Eligible participants must have had back pain for at least three months, with symptoms starting before the age of 45, according to clinicaltrials.eu. Participants also must show signs of the disease on an MRI or test positive for C-reactive protein, a blood marker of inflammation. Patients also may have a diagnosis of ankylosing spondylitis with X-ray evidence of damage to the joints.
axSpA, a type of arthritis, primarily causes inflammation in the spine and sacroiliac joints. In radiographic axSpA, or ankylosing spondylitis, damage caused by inflammation can be seen on an X-ray. Over time, such damage can lead to back pain and stiffness, often beginning in early adulthood.
Despite advances, many patients still do not respond adequately to available treatments, according to the researchers.

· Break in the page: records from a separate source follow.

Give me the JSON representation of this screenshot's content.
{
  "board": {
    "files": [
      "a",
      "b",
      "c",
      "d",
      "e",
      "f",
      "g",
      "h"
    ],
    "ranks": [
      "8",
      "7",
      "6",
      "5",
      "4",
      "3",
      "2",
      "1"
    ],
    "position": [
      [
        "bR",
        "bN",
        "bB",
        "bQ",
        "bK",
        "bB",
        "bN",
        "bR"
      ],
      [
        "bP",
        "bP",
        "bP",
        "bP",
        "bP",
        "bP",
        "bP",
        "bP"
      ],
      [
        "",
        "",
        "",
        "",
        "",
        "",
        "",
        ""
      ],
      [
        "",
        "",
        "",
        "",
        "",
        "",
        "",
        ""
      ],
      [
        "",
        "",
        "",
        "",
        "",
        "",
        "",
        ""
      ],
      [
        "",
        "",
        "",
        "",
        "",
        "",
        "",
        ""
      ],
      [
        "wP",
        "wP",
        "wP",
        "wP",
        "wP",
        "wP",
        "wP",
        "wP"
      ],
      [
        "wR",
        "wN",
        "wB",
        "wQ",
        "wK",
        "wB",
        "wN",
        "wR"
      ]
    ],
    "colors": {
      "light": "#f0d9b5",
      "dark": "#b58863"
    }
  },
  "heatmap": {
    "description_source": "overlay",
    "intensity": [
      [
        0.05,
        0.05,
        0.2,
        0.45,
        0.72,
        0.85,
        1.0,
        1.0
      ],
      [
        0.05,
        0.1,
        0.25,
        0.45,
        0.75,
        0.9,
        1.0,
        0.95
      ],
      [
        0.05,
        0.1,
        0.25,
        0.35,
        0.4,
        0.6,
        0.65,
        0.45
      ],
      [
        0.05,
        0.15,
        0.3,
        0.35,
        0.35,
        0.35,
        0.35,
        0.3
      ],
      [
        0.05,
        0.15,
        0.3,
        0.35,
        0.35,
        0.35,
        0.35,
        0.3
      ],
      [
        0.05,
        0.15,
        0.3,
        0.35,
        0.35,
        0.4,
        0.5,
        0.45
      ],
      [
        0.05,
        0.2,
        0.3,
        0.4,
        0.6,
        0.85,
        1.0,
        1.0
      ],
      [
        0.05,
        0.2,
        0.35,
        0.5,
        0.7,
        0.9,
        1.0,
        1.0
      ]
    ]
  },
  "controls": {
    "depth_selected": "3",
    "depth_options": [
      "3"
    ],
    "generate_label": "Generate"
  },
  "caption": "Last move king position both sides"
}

“We need to continue to push the boundaries and explore novel approaches that can address not only inflammation across several domains but potentially modify the underlying disease processes,” Baraliakos said.
Sonelokimab is a nanobody, or a small antibody fragment, designed to block two-molecule compounds formed by pairs of IL-17A and/or IL-17F, called dimers. It uses two parts to bind these dimers and a third one to bind to albumin, an abundant protein that accumulates in inflamed tissues, helping the therapy reach the areas where it is needed most.
“I am excited to see such a promising innovation like nanobodies, and specifically sonelokimab, being developed for axSpA. Our goal must be to develop more effective treatments that can improve long-term outcomes, reduce disease progression, and enhance the quality of life for all axSpA patients,” Baraliakos said.